Jerry Lace

Biographical details
- Born: July 10, 1936 (age 89) Aurora, Illinois
- Alma mater: MacMurray College

Coaching career (HC unless noted)

Soccer
- 1961–1962: MacMurray
- 1963: Cornell (Asst.)
- 1963–1967: Cornell

Men's basketball
- 1963–1968: Cornell (Freshmen)
- 1968–1972: Cornell

Administrative career (AD unless noted)
- 1972–1973: Cornell (Admin. Asst.)
- 1973–1987: USOC (Dir. of Ops.)
- 1987–1993: USCF (ED)
- 1993–1998: USFSA (ED)

Head coaching record
- Overall: 32–83 (basketball)

= Jerry Lace =

American former coach and administrator

Jerry E. Lace is an American coach and administrator who was the head men's basketball and soccer coach at Cornell University and the executive director of the United States Figure Skating Association.

==Coaching==
Lace began his coaching career in 1961 as the first intercollegiate soccer coach at MacMurray College. In 1962, he became the freshman basketball and assistant soccer coach at Cornell University. In the middle of the 1963 soccer season, he was promoted to head coach after George Patte resigned to focus on his duties as head of the physical education program. On March 22, 1968, he was promoted to head basketball coach.

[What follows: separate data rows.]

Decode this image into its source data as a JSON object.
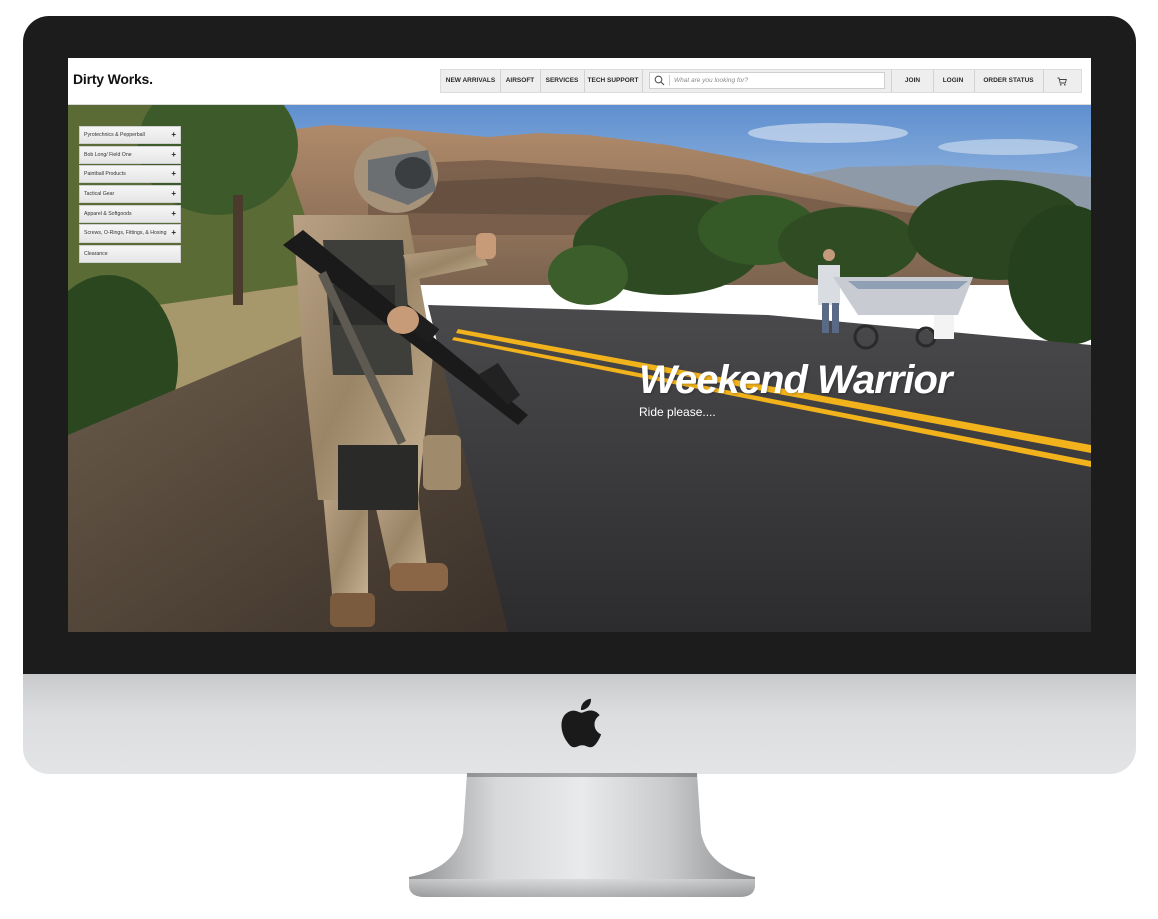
{
  "brand": {
    "name": "Dirty Works."
  },
  "nav": {
    "items": [
      {
        "label": "NEW ARRIVALS"
      },
      {
        "label": "AIRSOFT"
      },
      {
        "label": "SERVICES"
      },
      {
        "label": "TECH SUPPORT"
      }
    ],
    "search": {
      "placeholder": "What are you looking for?",
      "value": "",
      "icon": "search-icon"
    },
    "right_items": [
      {
        "label": "JOIN"
      },
      {
        "label": "LOGIN"
      },
      {
        "label": "ORDER STATUS"
      }
    ],
    "cart_icon": "cart-icon"
  },
  "sidebar": {
    "items": [
      {
        "label": "Pyrotechnics & Pepperball",
        "expand": "+"
      },
      {
        "label": "Bob Long/ Field One",
        "expand": "+"
      },
      {
        "label": "Paintball Products",
        "expand": "+"
      },
      {
        "label": "Tactical Gear",
        "expand": "+"
      },
      {
        "label": "Apparel & Softgoods",
        "expand": "+"
      },
      {
        "label": "Screws, O-Rings, Fittings, & Hosing",
        "expand": "+"
      },
      {
        "label": "Clearance",
        "expand": ""
      }
    ]
  },
  "hero": {
    "title": "Weekend Warrior",
    "subtitle": "Ride please...."
  },
  "colors": {
    "bezel": "#1c1c1c",
    "road": "#3a3a3c",
    "road_line": "#f2b21b",
    "sky": "#7fa7d6"
  }
}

On December 9, 1971, all six of Cornell's black players boycotted the team's game against Syracuse, alleging a quota system existed that only allowed three black players on the court at one time. On December 26, 1971, dean of physical education and athletics Robert Kane found that many legitimate grievances existed, but "they have been resolved by the players and Coach Lace" and four of the players returned to the team. Two of these players (Brian Wright and Carmel Stewart), quit the team before the end of the season. At the end of the season, Lace was reassigned to an administrative post in the school's department of physical education and athletics.

==Administration==
In 1973, Lace joined the United States Olympic Committee as assistant executive director and director of operations. In 1987, he became the executive director of the United States Cycling Federation. In 1993, he was named executive director of the United States Figure Skating Association. In this role, he was responsible for all of the association's business matters, including the negotiation of sponsorship contracts, oversight of all marketing and sponsorship programs, and coordination of major events.

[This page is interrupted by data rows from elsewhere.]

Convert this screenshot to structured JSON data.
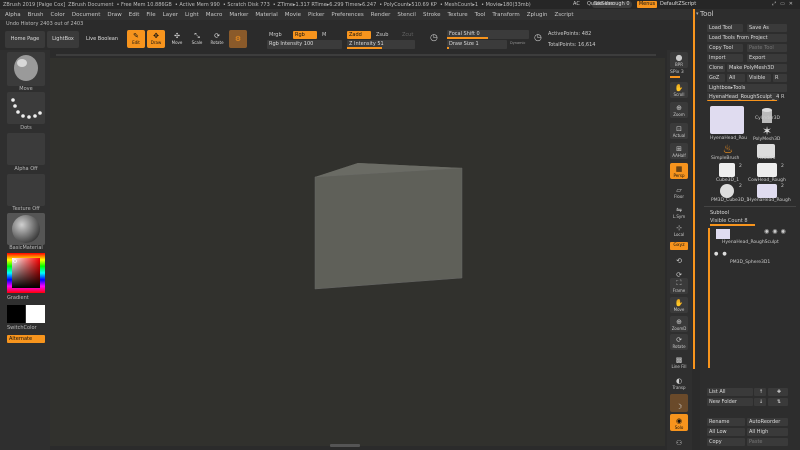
{
  "titlebar": {
    "items": [
      "ZBrush 2019 [Paige Cox]",
      "ZBrush Document",
      "• Free Mem 10.886GB",
      "• Active Mem 990",
      "• Scratch Disk 773",
      "• ZTime▸1.317 RTime▸6.299 Timer▸6.247",
      "• PolyCount▸510.69 KP",
      "• MeshCount▸1",
      "• Movie▸180(33mb)"
    ],
    "ac": "AC",
    "quicksave": "QuickSave",
    "seethrough": "See-through  0",
    "menus": "Menus",
    "defaultscript": "DefaultZScript"
  },
  "menubar": [
    "Alpha",
    "Brush",
    "Color",
    "Document",
    "Draw",
    "Edit",
    "File",
    "Layer",
    "Light",
    "Macro",
    "Marker",
    "Material",
    "Movie",
    "Picker",
    "Preferences",
    "Render",
    "Stencil",
    "Stroke",
    "Texture",
    "Tool",
    "Transform",
    "Zplugin",
    "Zscript"
  ],
  "undo": "Undo History 2403 out of 2403",
  "toolbar": {
    "homepage": "Home Page",
    "lightbox": "LightBox",
    "liveboolean": "Live Boolean",
    "edit": "Edit",
    "draw": "Draw",
    "move": "Move",
    "scale": "Scale",
    "rotate": "Rotate",
    "mrgb": "Mrgb",
    "rgb": "Rgb",
    "m": "M",
    "zadd": "Zadd",
    "zsub": "Zsub",
    "zcut": "Zcut",
    "rgb_intensity": "Rgb Intensity 100",
    "z_intensity": "Z Intensity 51",
    "focal_shift": "Focal Shift 0",
    "draw_size": "Draw Size 1",
    "dynamic": "Dynamic",
    "active_points": "ActivePoints: 482",
    "total_points": "TotalPoints: 16,614"
  },
  "leftshelf": {
    "move": "Move",
    "dots": "Dots",
    "alpha_off": "Alpha Off",
    "texture_off": "Texture Off",
    "basic_material": "BasicMaterial",
    "gradient": "Gradient",
    "switch_color": "SwitchColor",
    "alternate": "Alternate"
  },
  "rightshelf": [
    "BPR",
    "SPix 3",
    "Scroll",
    "Zoom",
    "Actual",
    "AAHalf",
    "Persp",
    "Floor",
    "L.Sym",
    "Local",
    "Gxyz",
    "",
    "Frame",
    "Move",
    "ZoomD",
    "Rotate",
    "Line Fill",
    "PolyF",
    "Transp",
    "Ghost",
    "Solo",
    "Dynamic"
  ],
  "toolpanel": {
    "title": "Tool",
    "load_tool": "Load Tool",
    "save_as": "Save As",
    "load_from_project": "Load Tools From Project",
    "copy_tool": "Copy Tool",
    "paste_tool": "Paste Tool",
    "import": "Import",
    "export": "Export",
    "clone": "Clone",
    "make_polymesh": "Make PolyMesh3D",
    "goz": "GoZ",
    "all": "All",
    "visible": "Visible",
    "r": "R",
    "lightbox_tools": "Lightbox▸Tools",
    "current_tool": "HyenaHead_RoughSculpt_",
    "current_tool_count": "48",
    "r2": "R",
    "thumbs": [
      {
        "label": "HyenaHead_Rou",
        "count": ""
      },
      {
        "label": "Cylinder3D",
        "count": ""
      },
      {
        "label": "PolyMesh3D",
        "count": ""
      },
      {
        "label": "SimpleBrush",
        "count": ""
      },
      {
        "label": "Avatar3",
        "count": ""
      },
      {
        "label": "Cube3D_1",
        "count": "2"
      },
      {
        "label": "CowHead_Rough",
        "count": "2"
      },
      {
        "label": "PM3D_Cube3D_1",
        "count": "2"
      },
      {
        "label": "HyenaHead_Rough",
        "count": "2"
      }
    ]
  },
  "subtool": {
    "header": "Subtool",
    "visible_count": "Visible Count 8",
    "rows": [
      {
        "name": "HyenaHead_RoughSculpt"
      },
      {
        "name": "PM3D_Sphere3D1"
      }
    ]
  },
  "bottompanel": {
    "list_all": "List All",
    "new_folder": "New Folder",
    "rename": "Rename",
    "auto_reorder": "AutoReorder",
    "all_low": "All Low",
    "all_high": "All High",
    "copy": "Copy",
    "paste": "Paste"
  },
  "colors": {
    "accent": "#f7941d",
    "background": "#2b2b2b",
    "viewport": "#31312d",
    "cube_face": "#5e5f58"
  }
}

Lace led the USFSA during the assault of Nancy Kerrigan. On June 30, 1994, the USFSA stripped skater Tonya Harding of her 1994 U.S. Championship title and banned for life from participating in USFSA events as either skater or coach for her role in the attack. In April 1996, the USFSA announced it would no longer give The Washington Post reporter Christine Brennan media credentials due to what it perceived as biased coverage. Brennan had recently written Inside Edge, which covered a number of controversial topics in the sport, but Lace claimed that the ban was "not a reaction to Ms. Brennan's book". The USFSA reversed its decision two months later. He retired after the 1998 Winter Olympics, but remained involved with the organization as a marketing consultant. In 2001, Lace secured a venue and television coverage for A Skating Tribute: A Legacy to the 1961 U.S. World Team, a tribute to the 1961 U.S. figure skating team that was killed in a plane crash. The event was one of the first held at Madison Square Garden in the aftermath of the September 11 attacks.